Nelle aule della Camera dei Deputati è iniziato l’esame di una proposta di legge avanzata dalla Lega che, apparentemente, punta a cambiare il nome di una delle figure centrali della scuola italiana: il docente di sostegno diventerebbe il docente per l’inclusione. Ma dietro questa modifica linguistica si nasconde qualcosa di ben più profondo.
L’obiettivo dichiarato è valorizzare il ruolo pedagogico e formativo di questo insegnante, considerandolo come punto di riferimento per tutta la classe, non solo per l’alunno con disabilità. Ma la realtà è più complessa: il rischio è che, invece di rafforzare il senso di comunità educativa, si finisca per caricare un singolo docente di un compito che dovrebbe appartenere a tutti.
Un cambio di nome
A prima vista, potrebbe sembrare un semplice aggiornamento terminologico. Ma non è così. La legge 104 del 1992 parla già di “docenti specializzati per le attività di sostegno”. Quindi, il termine “docente di sostegno” non è una dicitura ufficiale, ma una prassi consolidata.
Introdurre la nuova denominazione, “docente per l’inclusione”, potrebbe creare confusione normativa, sovrapponendo due espressioni diverse in assenza di un coordinamento legislativo chiaro. Inoltre, si rischia di trasmettere un messaggio culturale pericoloso: che l’inclusione sia una materia per specialisti, e non una responsabilità condivisa da tutta la comunità scolastica.
Un pericolo culturale: l’inclusione diventa un affare di pochi
L‘inclusione scolastica, per come è stata pensata in Italia sin dagli anni ’70, è un principio fondato sulla corresponsabilità di tutti i docenti. Ogni insegnante dovrebbe lavorare in sinergia per rispondere ai bisogni di ciascun alunno, con o senza disabilità. La proposta della Lega rischia di smentire questo principio, affidando formalmente a un solo docente il compito dell’inclusione.
Il risultato? Una delega implicita, che finisce per isolare ancora di più gli alunni con disabilità e rafforzare la percezione che siano “questione a parte”. È un ritorno mascherato a un’idea di scuola dove l’inclusione è un compito aggiuntivo, e non un tratto distintivo del sistema educativo.
E sul piano pratico?
Uno degli aspetti più critici della proposta è il suo impatto sull’organizzazione scolastica. Il nuovo “docente per l’inclusione” dovrebbe occuparsi non solo degli alunni con disabilità certificata, ma anche di quelli con Bisogni Educativi Speciali (BES). Un’idea che, di per sé, potrebbe sembrare lodevole.

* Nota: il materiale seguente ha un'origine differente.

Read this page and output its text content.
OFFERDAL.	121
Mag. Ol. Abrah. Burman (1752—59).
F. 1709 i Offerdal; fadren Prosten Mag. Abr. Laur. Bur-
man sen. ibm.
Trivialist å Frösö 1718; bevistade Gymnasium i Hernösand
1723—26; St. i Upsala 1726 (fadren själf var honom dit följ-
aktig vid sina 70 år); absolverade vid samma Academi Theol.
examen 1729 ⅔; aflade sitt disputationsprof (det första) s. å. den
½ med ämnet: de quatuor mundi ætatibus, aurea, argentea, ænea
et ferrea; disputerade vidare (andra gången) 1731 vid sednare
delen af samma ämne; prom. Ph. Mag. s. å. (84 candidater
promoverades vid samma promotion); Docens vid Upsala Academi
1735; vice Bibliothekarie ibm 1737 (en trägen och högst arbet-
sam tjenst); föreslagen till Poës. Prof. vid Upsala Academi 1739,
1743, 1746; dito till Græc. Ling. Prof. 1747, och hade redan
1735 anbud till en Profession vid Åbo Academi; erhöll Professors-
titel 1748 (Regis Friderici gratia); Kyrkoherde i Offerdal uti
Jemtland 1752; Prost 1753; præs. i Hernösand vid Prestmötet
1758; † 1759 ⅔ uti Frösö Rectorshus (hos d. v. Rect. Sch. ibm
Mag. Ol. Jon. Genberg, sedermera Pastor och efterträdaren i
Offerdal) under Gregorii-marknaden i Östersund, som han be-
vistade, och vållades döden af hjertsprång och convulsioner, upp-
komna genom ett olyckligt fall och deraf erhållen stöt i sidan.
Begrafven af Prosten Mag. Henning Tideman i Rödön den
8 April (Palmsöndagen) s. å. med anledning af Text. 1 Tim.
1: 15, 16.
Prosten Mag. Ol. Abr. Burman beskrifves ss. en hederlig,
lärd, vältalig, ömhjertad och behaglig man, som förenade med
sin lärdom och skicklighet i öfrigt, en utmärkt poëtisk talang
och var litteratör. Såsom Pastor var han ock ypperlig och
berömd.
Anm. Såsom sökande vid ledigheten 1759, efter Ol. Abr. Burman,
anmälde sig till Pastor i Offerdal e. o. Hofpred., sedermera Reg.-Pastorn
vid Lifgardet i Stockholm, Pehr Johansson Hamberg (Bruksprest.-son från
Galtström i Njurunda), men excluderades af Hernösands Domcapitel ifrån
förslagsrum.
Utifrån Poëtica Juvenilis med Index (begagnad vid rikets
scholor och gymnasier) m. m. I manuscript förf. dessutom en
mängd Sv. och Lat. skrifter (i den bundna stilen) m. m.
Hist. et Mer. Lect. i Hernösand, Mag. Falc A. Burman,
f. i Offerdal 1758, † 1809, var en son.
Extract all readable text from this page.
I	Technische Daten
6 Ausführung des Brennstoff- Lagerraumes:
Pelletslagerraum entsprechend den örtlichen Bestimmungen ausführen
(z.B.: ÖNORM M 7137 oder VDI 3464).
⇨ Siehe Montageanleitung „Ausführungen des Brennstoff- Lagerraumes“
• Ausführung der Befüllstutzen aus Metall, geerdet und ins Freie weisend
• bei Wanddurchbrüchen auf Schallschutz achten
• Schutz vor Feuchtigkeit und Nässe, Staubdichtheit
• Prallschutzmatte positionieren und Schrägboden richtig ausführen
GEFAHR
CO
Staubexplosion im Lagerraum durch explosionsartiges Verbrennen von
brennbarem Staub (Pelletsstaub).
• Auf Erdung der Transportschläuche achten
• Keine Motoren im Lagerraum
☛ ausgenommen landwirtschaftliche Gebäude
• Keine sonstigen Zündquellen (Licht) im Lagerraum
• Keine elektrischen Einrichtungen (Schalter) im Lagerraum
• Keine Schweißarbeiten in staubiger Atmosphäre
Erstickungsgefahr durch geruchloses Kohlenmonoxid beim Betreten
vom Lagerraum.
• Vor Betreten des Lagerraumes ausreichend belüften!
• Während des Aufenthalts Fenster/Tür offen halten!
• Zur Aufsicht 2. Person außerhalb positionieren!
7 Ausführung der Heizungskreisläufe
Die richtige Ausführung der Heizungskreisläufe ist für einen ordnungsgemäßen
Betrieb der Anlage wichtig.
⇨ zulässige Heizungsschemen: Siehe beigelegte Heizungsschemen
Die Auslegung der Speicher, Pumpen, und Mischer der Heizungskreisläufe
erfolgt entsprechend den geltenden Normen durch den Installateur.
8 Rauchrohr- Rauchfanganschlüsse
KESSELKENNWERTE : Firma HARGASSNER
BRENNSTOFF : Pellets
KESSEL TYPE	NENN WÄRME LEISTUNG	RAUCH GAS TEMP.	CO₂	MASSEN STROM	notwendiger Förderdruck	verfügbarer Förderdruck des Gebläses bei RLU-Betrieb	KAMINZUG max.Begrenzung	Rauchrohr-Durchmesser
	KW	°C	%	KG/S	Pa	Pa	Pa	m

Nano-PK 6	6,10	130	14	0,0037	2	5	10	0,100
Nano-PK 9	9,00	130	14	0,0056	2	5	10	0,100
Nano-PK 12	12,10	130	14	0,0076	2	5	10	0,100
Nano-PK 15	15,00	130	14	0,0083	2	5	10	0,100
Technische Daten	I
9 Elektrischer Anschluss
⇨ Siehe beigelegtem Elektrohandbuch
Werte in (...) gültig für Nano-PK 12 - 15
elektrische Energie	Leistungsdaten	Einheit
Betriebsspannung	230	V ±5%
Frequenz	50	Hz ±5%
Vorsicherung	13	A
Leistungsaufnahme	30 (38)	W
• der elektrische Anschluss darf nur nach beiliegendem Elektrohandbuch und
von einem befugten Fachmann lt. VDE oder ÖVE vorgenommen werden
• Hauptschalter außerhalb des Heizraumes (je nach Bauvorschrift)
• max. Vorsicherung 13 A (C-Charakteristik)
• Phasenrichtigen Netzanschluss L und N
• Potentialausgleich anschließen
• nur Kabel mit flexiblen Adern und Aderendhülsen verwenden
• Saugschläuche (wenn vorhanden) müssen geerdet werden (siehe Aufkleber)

Il problema? Nessun aumento di organico e nessun investimento previsto. L’articolo 2 della proposta ribadisce l’invarianza finanziaria, cioè il fatto che non ci saranno fondi in più. Questo significa che i docenti di sostegno verrebbero caricati di nuovi compiti, ma senza un corrispondente supporto.

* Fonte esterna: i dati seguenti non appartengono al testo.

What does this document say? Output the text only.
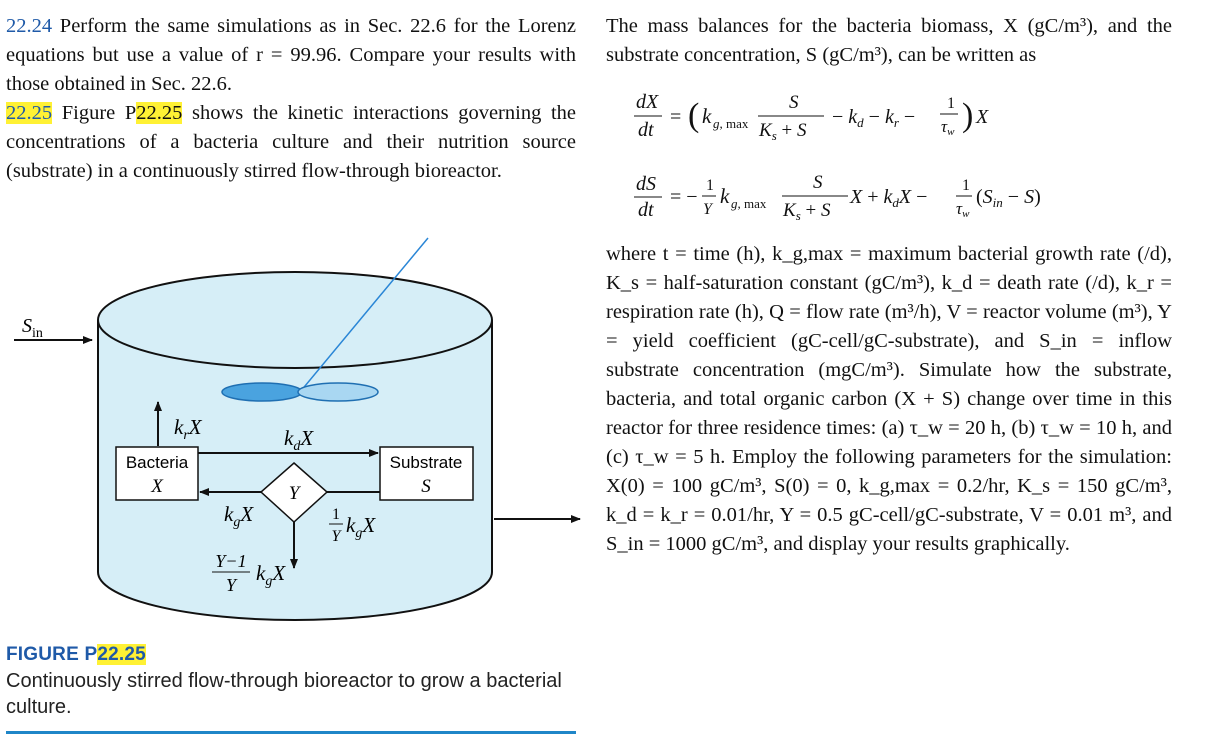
22.24 Perform the same simulations as in Sec. 22.6 for the Lorenz equations but use a value of r = 99.96. Compare your results with those obtained in Sec. 22.6.

22.25 Figure P22.25 shows the kinetic interactions governing the concentrations of a bacteria culture and their nutrition source (substrate) in a continuously stirred flow-through bioreactor.

$S_{in}$
$k_rX$
Bacteria
X
Substrate
S
$k_dX$
Y
$k_gX$	1
Y $k_gX$
Y−1
Y $k_gX$
FIGURE P22.25
Continuously stirred flow-through bioreactor to grow a bacterial culture.

The mass balances for the bacteria biomass, X (gC/m³), and the substrate concentration, S (gC/m³), can be written as

dX
dt
= ( k g, max
S
$K_s + S$
− $k_d - k_r$ −
1
τw ) X
dS
dt
= −
1
Y
k g, max
S
$K_s + S$
$X + k_dX$ −
1
τw
$(S_{in} - S)$
where t = time (h), k_g,max = maximum bacterial growth rate (/d), K_s = half-saturation constant (gC/m³), k_d = death rate (/d), k_r = respiration rate (h), Q = flow rate (m³/h), V = reactor volume (m³), Y = yield coefficient (gC-cell/gC-substrate), and S_in = inflow substrate concentration (mgC/m³). Simulate how the substrate, bacteria, and total organic carbon (X + S) change over time in this reactor for three residence times: (a) τ_w = 20 h, (b) τ_w = 10 h, and (c) τ_w = 5 h. Employ the following parameters for the simulation: X(0) = 100 gC/m³, S(0) = 0, k_g,max = 0.2/hr, K_s = 150 gC/m³, k_d = k_r = 0.01/hr, Y = 0.5 gC-cell/gC-substrate, V = 0.01 m³, and S_in = 1000 gC/m³, and display your results graphically.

Nel concreto: più studenti da seguire, meno tempo da dedicare a ciascuno, soprattutto nelle classi dove ci sono più casi complessi. Il rischio è che l’intervento educativo diventi meno personalizzato, e quindi meno efficace. Una proposta che ignora i veri problemi del sostegno in Italia.

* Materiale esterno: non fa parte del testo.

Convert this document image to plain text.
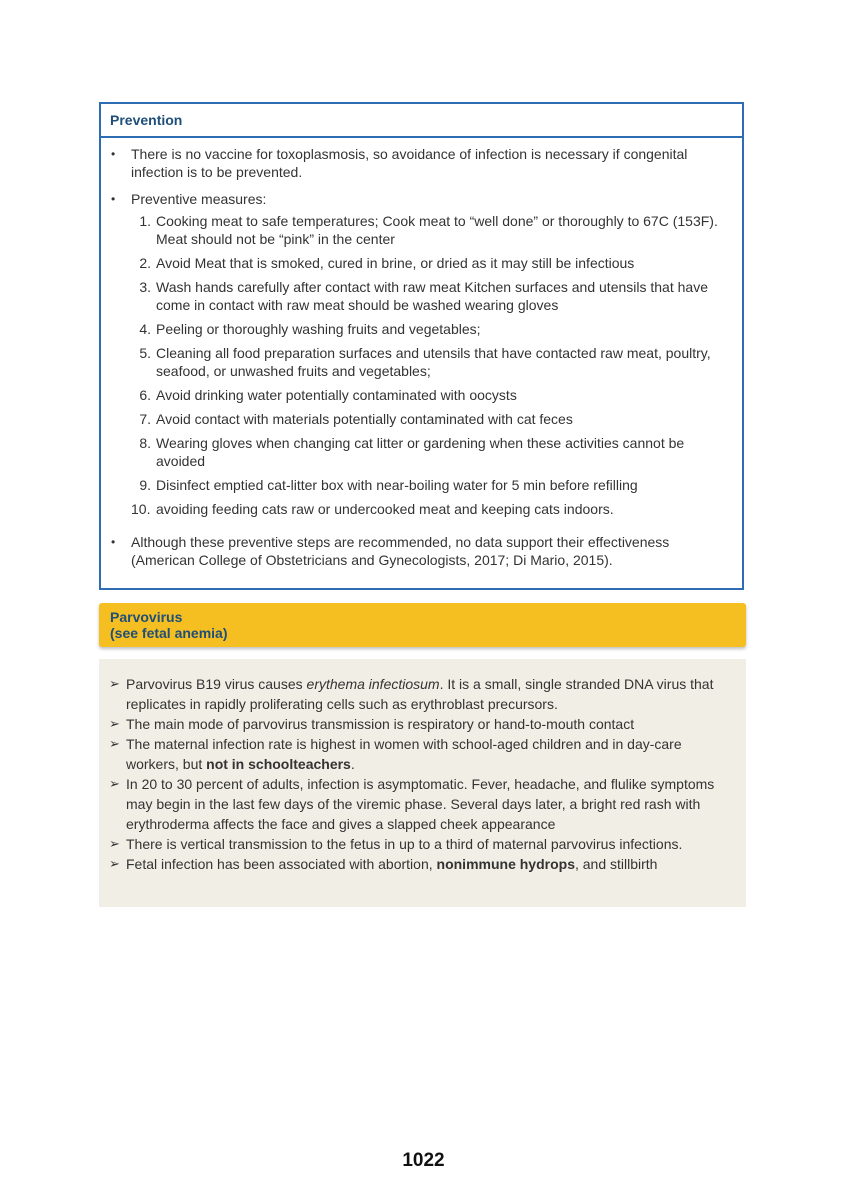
Prevention
•	There is no vaccine for toxoplasmosis, so avoidance of infection is necessary if congenital infection is to be prevented.
•	Preventive measures:
1. Cooking meat to safe temperatures; Cook meat to “well done” or thoroughly to 67C (153F). Meat should not be “pink” in the center
2. Avoid Meat that is smoked, cured in brine, or dried as it may still be infectious
3. Wash hands carefully after contact with raw meat Kitchen surfaces and utensils that have come in contact with raw meat should be washed wearing gloves
4. Peeling or thoroughly washing fruits and vegetables;
5. Cleaning all food preparation surfaces and utensils that have contacted raw meat, poultry, seafood, or unwashed fruits and vegetables;
6. Avoid drinking water potentially contaminated with oocysts
7. Avoid contact with materials potentially contaminated with cat feces
8. Wearing gloves when changing cat litter or gardening when these activities cannot be avoided
9. Disinfect emptied cat-litter box with near-boiling water for 5 min before refilling
10. avoiding feeding cats raw or undercooked meat and keeping cats indoors.
•	Although these preventive steps are recommended, no data support their effectiveness (American College of Obstetricians and Gynecologists, 2017; Di Mario, 2015).
Parvovirus
(see fetal anemia)
➢ Parvovirus B19 virus causes erythema infectiosum. It is a small, single stranded DNA virus that replicates in rapidly proliferating cells such as erythroblast precursors.
➢ The main mode of parvovirus transmission is respiratory or hand-to-mouth contact
➢ The maternal infection rate is highest in women with school-aged children and in day-care workers, but not in schoolteachers.
➢ In 20 to 30 percent of adults, infection is asymptomatic. Fever, headache, and flulike symptoms may begin in the last few days of the viremic phase. Several days later, a bright red rash with erythroderma affects the face and gives a slapped cheek appearance
➢ There is vertical transmission to the fetus in up to a third of maternal parvovirus infections.
➢ Fetal infection has been associated with abortion, nonimmune hydrops, and stillbirth
1022
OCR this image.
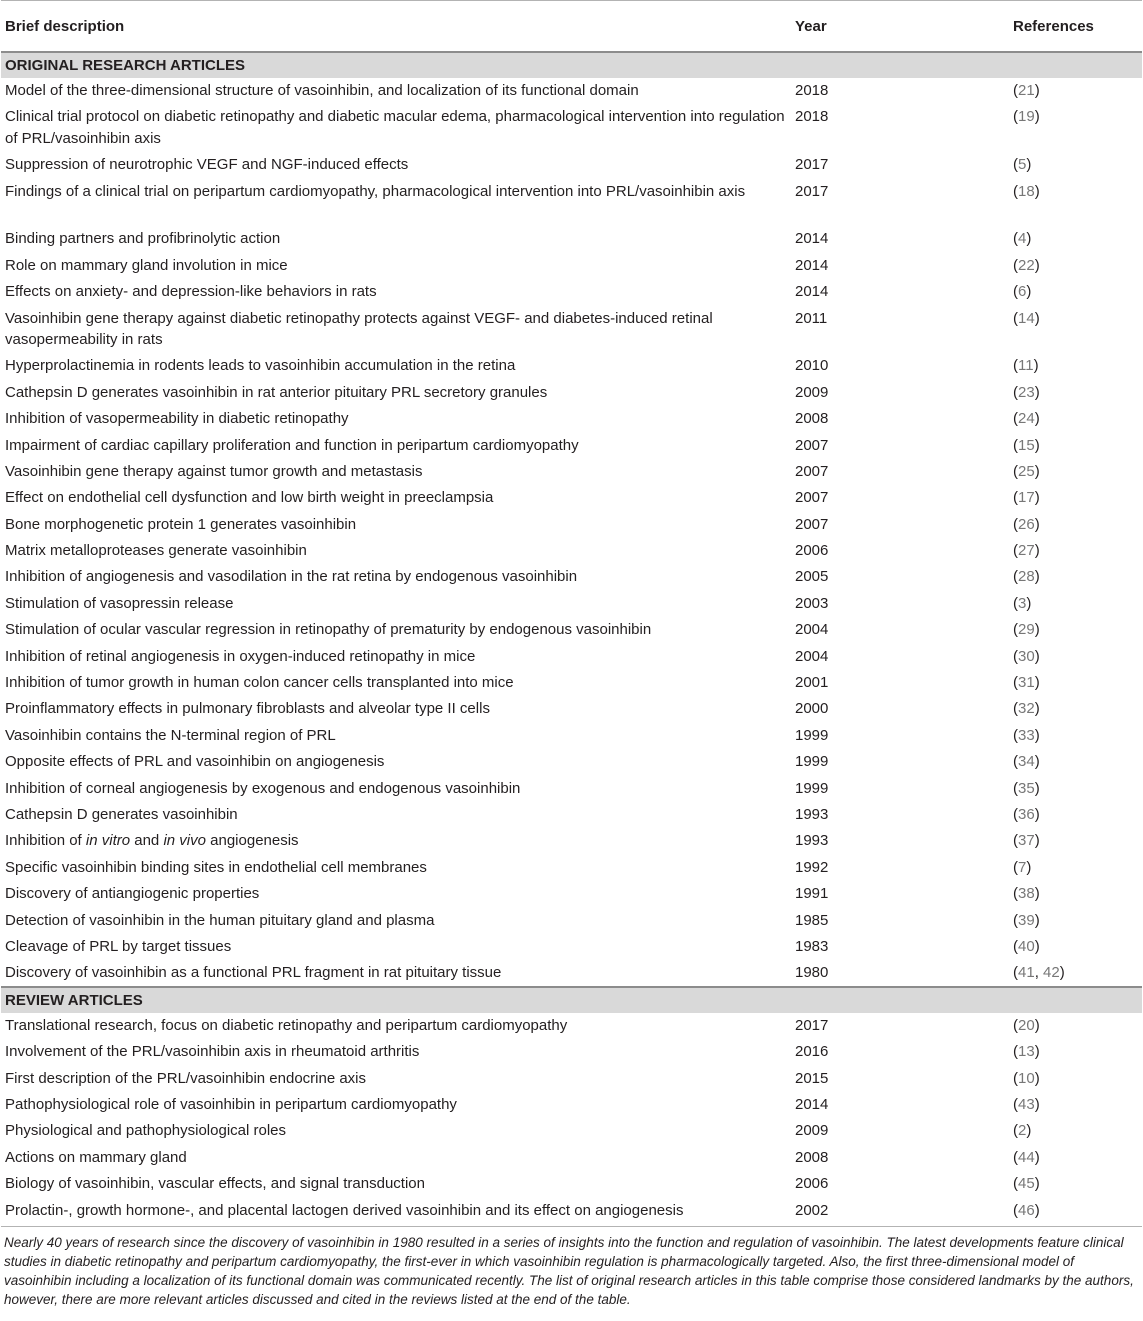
Brief description	Year	References
ORIGINAL RESEARCH ARTICLES		
Model of the three-dimensional structure of vasoinhibin, and localization of its functional domain	2018	(21)
Clinical trial protocol on diabetic retinopathy and diabetic macular edema, pharmacological intervention into regulation of PRL/vasoinhibin axis	2018	(19)
Suppression of neurotrophic VEGF and NGF-induced effects	2017	(5)
Findings of a clinical trial on peripartum cardiomyopathy, pharmacological intervention into PRL/vasoinhibin axis	2017	(18)
Binding partners and profibrinolytic action	2014	(4)
Role on mammary gland involution in mice	2014	(22)
Effects on anxiety- and depression-like behaviors in rats	2014	(6)
Vasoinhibin gene therapy against diabetic retinopathy protects against VEGF- and diabetes-induced retinal vasopermeability in rats	2011	(14)
Hyperprolactinemia in rodents leads to vasoinhibin accumulation in the retina	2010	(11)
Cathepsin D generates vasoinhibin in rat anterior pituitary PRL secretory granules	2009	(23)
Inhibition of vasopermeability in diabetic retinopathy	2008	(24)
Impairment of cardiac capillary proliferation and function in peripartum cardiomyopathy	2007	(15)
Vasoinhibin gene therapy against tumor growth and metastasis	2007	(25)
Effect on endothelial cell dysfunction and low birth weight in preeclampsia	2007	(17)
Bone morphogenetic protein 1 generates vasoinhibin	2007	(26)
Matrix metalloproteases generate vasoinhibin	2006	(27)
Inhibition of angiogenesis and vasodilation in the rat retina by endogenous vasoinhibin	2005	(28)
Stimulation of vasopressin release	2003	(3)
Stimulation of ocular vascular regression in retinopathy of prematurity by endogenous vasoinhibin	2004	(29)
Inhibition of retinal angiogenesis in oxygen-induced retinopathy in mice	2004	(30)
Inhibition of tumor growth in human colon cancer cells transplanted into mice	2001	(31)
Proinflammatory effects in pulmonary fibroblasts and alveolar type II cells	2000	(32)
Vasoinhibin contains the N-terminal region of PRL	1999	(33)
Opposite effects of PRL and vasoinhibin on angiogenesis	1999	(34)
Inhibition of corneal angiogenesis by exogenous and endogenous vasoinhibin	1999	(35)
Cathepsin D generates vasoinhibin	1993	(36)
Inhibition of in vitro and in vivo angiogenesis	1993	(37)
Specific vasoinhibin binding sites in endothelial cell membranes	1992	(7)
Discovery of antiangiogenic properties	1991	(38)
Detection of vasoinhibin in the human pituitary gland and plasma	1985	(39)
Cleavage of PRL by target tissues	1983	(40)
Discovery of vasoinhibin as a functional PRL fragment in rat pituitary tissue	1980	(41, 42)
REVIEW ARTICLES		
Translational research, focus on diabetic retinopathy and peripartum cardiomyopathy	2017	(20)
Involvement of the PRL/vasoinhibin axis in rheumatoid arthritis	2016	(13)
First description of the PRL/vasoinhibin endocrine axis	2015	(10)
Pathophysiological role of vasoinhibin in peripartum cardiomyopathy	2014	(43)
Physiological and pathophysiological roles	2009	(2)
Actions on mammary gland	2008	(44)
Biology of vasoinhibin, vascular effects, and signal transduction	2006	(45)
Prolactin-, growth hormone-, and placental lactogen derived vasoinhibin and its effect on angiogenesis	2002	(46)
Nearly 40 years of research since the discovery of vasoinhibin in 1980 resulted in a series of insights into the function and regulation of vasoinhibin. The latest developments feature clinical studies in diabetic retinopathy and peripartum cardiomyopathy, the first-ever in which vasoinhibin regulation is pharmacologically targeted. Also, the first three-dimensional model of vasoinhibin including a localization of its functional domain was communicated recently. The list of original research articles in this table comprise those considered landmarks by the authors, however, there are more relevant articles discussed and cited in the reviews listed at the end of the table.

Oggi in Italia ci sono oltre 122.000 docenti di sostegno precari, molti dei quali non hanno la specializzazione prevista dalla legge. In particolare nel Nord, dove la carenza è più grave, capita spesso che un alunno con disabilità venga affidato a un docente improvvisato, scelto a pochi giorni dall’inizio della scuola.
Il sostegno è coperto per larga parte da contratti a tempo determinato, sull’organico di fatto, che impediscono qualsiasi forma di stabilizzazione. Questa discontinuità danneggia soprattutto gli alunni, che spesso cambiano insegnante ogni anno.